His work has developed over time in close contact with the human figure. From life or mediated by supports or screens, he has always found, with the necessary differences in approach, a key to understanding that can only be revealed with a slow and careful work of revision, addition or subtraction of certain elements of the image.
(Re)discovering the material together was an enriching comparison, as it always is when we talk about knowledge, and where the concept merges with the craft. Seeing exhibitions of great international artists, talking about the history of past and contemporary art, loading the brushstrokes with gesture and thought was a poetic and responsible journey, towards a language, the pictorial one, which having roots in an ancient past can only continue to talk to us about the future.»

Sergio Bargagliotti, born in 1969, was born and lives in Livorno.
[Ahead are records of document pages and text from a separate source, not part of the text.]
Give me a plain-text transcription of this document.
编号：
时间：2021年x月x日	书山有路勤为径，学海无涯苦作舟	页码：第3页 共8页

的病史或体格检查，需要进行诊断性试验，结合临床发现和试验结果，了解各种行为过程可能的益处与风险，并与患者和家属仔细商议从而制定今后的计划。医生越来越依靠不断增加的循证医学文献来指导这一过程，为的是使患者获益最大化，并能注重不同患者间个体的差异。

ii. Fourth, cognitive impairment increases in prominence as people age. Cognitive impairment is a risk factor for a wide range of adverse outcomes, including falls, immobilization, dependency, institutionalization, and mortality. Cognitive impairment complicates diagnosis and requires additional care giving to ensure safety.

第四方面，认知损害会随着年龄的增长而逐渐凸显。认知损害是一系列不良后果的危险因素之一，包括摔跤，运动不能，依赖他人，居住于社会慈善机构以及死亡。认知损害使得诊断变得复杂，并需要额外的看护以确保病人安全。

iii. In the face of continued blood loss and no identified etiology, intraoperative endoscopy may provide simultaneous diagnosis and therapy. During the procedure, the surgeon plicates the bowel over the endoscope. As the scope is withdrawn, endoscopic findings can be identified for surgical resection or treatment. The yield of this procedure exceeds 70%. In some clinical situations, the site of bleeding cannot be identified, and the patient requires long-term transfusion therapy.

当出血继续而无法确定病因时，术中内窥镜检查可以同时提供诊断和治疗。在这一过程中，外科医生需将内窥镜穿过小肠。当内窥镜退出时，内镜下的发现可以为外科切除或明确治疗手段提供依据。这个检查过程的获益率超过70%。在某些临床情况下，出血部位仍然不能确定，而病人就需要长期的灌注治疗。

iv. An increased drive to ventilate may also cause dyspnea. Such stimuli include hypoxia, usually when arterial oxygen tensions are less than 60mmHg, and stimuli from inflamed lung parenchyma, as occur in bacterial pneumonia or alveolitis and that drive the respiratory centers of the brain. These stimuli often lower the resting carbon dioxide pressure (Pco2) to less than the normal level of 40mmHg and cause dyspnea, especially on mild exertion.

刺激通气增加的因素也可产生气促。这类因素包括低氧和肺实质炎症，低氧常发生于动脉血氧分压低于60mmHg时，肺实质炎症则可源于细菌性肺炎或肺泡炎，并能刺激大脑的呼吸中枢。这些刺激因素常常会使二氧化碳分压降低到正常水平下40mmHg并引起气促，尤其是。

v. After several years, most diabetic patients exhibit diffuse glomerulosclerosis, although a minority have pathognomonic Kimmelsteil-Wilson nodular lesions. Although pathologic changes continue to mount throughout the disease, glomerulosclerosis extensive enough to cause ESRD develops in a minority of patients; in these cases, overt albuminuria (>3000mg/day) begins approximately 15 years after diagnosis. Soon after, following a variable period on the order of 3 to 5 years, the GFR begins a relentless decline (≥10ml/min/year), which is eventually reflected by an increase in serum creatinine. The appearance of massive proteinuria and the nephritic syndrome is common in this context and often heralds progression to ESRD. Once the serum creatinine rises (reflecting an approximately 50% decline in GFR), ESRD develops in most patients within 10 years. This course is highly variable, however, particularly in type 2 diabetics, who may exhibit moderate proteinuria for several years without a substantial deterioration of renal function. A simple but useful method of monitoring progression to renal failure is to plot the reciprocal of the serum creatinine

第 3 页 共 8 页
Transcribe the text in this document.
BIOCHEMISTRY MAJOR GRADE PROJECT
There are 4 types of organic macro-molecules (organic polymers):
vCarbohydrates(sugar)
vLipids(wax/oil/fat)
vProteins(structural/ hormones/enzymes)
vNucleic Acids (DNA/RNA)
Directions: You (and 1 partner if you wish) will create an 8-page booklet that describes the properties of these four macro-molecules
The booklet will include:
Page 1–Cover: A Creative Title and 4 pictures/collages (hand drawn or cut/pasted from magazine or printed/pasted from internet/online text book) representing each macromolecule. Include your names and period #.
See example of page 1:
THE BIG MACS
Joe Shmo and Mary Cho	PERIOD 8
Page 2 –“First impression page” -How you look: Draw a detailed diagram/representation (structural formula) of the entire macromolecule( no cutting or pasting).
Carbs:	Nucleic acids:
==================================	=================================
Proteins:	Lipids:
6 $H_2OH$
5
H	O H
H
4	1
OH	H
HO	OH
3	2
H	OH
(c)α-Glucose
Before dedicating himself to drawing and painting, he worked as an archaeologist and conducted excavations in Italy and abroad. Specializing in underwater archaeology, with particular attention to the study of maritime traffic of the Roman imperial age and ancient navigation, he used drawing to document the excavation phases and record the human actions that followed one another and were stratified, traveling backwards in time. Subsequently he dedicated himself to exploring the narrative possibilities of drawing in comics and graphic novels, before moving on to pictorial and graphic research using various media.